Über jenes Berenike im Trogodytenland hinaus hat sich das eigentliche Ägypten der Lagiden nicht erstreckt. Die weiter gegen Süden liegenden Ansiedlungen Ptolemais “für die Jagd” unterhalb Suâkin und die südlichste Ortschaft des Lagidenreichs, das spätere Adulis, damals vielleicht “Berenike die goldene” oder “bei Saba” genannt, Zula unweit des heutigen Massaua, bei weitem der beste Hafen an dieser ganzen Küste, sind nicht mehr gewesen als Küstenforts und haben mit Ägypten nicht in Landverbindung gestanden. Auch sind diese entlegenen Ansiedlungen ohne Zweifel unter den späteren Lagiden entweder verlorengegangen oder freiwillig aufgegeben worden, und war in der Epoche, wo die römische Herrschaft eintritt, wie im Binnenland Syene, so an der Küste das trogodytische Berenike die Reichsgrenze.

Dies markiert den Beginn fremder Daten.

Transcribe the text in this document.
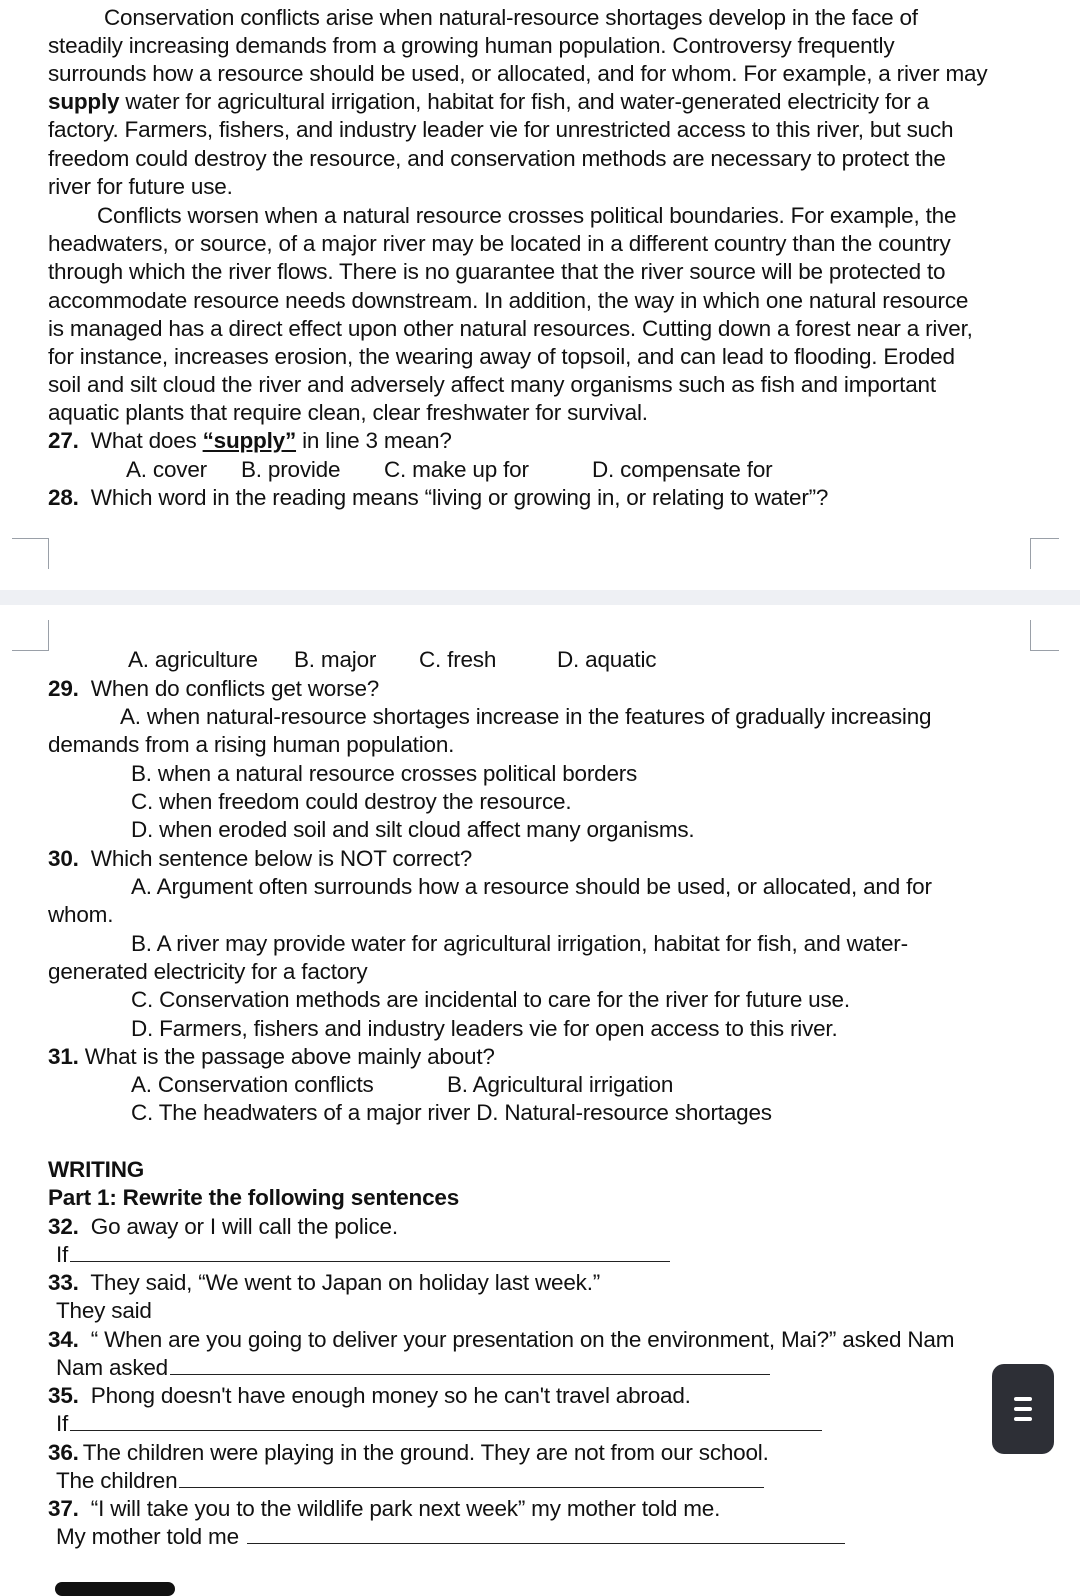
Conservation conflicts arise when natural-resource shortages develop in the face of
steadily increasing demands from a growing human population. Controversy frequently
surrounds how a resource should be used, or allocated, and for whom. For example, a river may
supply water for agricultural irrigation, habitat for fish, and water-generated electricity for a
factory. Farmers, fishers, and industry leader vie for unrestricted access to this river, but such
freedom could destroy the resource, and conservation methods are necessary to protect the
river for future use.
Conflicts worsen when a natural resource crosses political boundaries. For example, the
headwaters, or source, of a major river may be located in a different country than the country
through which the river flows. There is no guarantee that the river source will be protected to
accommodate resource needs downstream. In addition, the way in which one natural resource
is managed has a direct effect upon other natural resources. Cutting down a forest near a river,
for instance, increases erosion, the wearing away of topsoil, and can lead to flooding. Eroded
soil and silt cloud the river and adversely affect many organisms such as fish and important
aquatic plants that require clean, clear freshwater for survival.
27. What does “supply” in line 3 mean?
A. cover B. provide C. make up for	D. compensate for
28. Which word in the reading means “living or growing in, or relating to water”?
A. agriculture B. major C. fresh	D. aquatic
29. When do conflicts get worse?
A. when natural-resource shortages increase in the features of gradually increasing
demands from a rising human population.
B. when a natural resource crosses political borders
C. when freedom could destroy the resource.
D. when eroded soil and silt cloud affect many organisms.
30. Which sentence below is NOT correct?
A. Argument often surrounds how a resource should be used, or allocated, and for
whom.
B. A river may provide water for agricultural irrigation, habitat for fish, and water-
generated electricity for a factory
C. Conservation methods are incidental to care for the river for future use.
D. Farmers, fishers and industry leaders vie for open access to this river.
31. What is the passage above mainly about?
A. Conservation conflicts	B. Agricultural irrigation
C. The headwaters of a major river D. Natural-resource shortages
WRITING
Part 1: Rewrite the following sentences
32. Go away or I will call the police.
If
33. They said, “We went to Japan on holiday last week.”
They said
34. “ When are you going to deliver your presentation on the environment, Mai?” asked Nam
Nam asked
35. Phong doesn't have enough money so he can't travel abroad.
If
36. The children were playing in the ground. They are not from our school.
The children
37. “I will take you to the wildlife park next week” my mother told me.
My mother told me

In diesem von den Ägyptern nie besetzten oder früh geräumten Gebiet bildete sich, sei es am Ausgang der Lagidenepoche, sei es in der ersten Kaiserzeit, ein unabhängiger Staat von Ausdehnung und Bedeutung, derjenige der Axomiten ^54, entsprechend dem heutigen Habesch. Er führt seinen Namen von der im Herzen dieses Alpenlandes, acht Tagereisen vom Meer in der heutigen Landschaft Tigre gelegenen Stadt Axomis, dem heutigen Aksum; als Hafen dient ihm das schon erwähnte beste Emporium an dieser Küste, Adulis in der Bucht von Massaua. Die ursprüngliche Bevölkerung dieser Landschaft mag wohl das Agau gesprochen haben, von welcher Sprache sich noch heute in einzelnen Strichen des Südens reine Überreste behaupten und die dem gleichen hamitischen Kreise mit den heutigen Bedscha, Dankali, Somali, Galla angehört; der ägyptischen Bevölkerung scheint dieser Sprachkreis in ähnlicher Weise verwandt wie die Griechen mit den Kelten und den Slaven, so daß hier wohl für die Forschung eine Verwandtschaft, für das geschichtliche Dasein aber vielmehr allein der Gegensatz besteht. Aber bevor unsere Kunde von diesem Lande auch nur beginnt, müssen überlegene Semitische, zu den himjaritischen Stämmen des südlichen Arabiens gehörige Einwanderer den schmalen Meerbusen überschritten und ihre Sprache wie ihre Schrift dort einheimisch gemacht haben. Die alte, erst lange nach römischer Zeit im Volksgebrauch erloschene Schriftsprache von Habesch, das Ge’ez oder, wie sie fälschlich meist genannt wird, die äthiopische ^55, ist rein semitisch ^56, und die jetzt noch lebenden Dialekte, namentlich das Tigrina, sind es im wesentlichen auch, nur durch die Einwirkung des älteren Agau getrübt.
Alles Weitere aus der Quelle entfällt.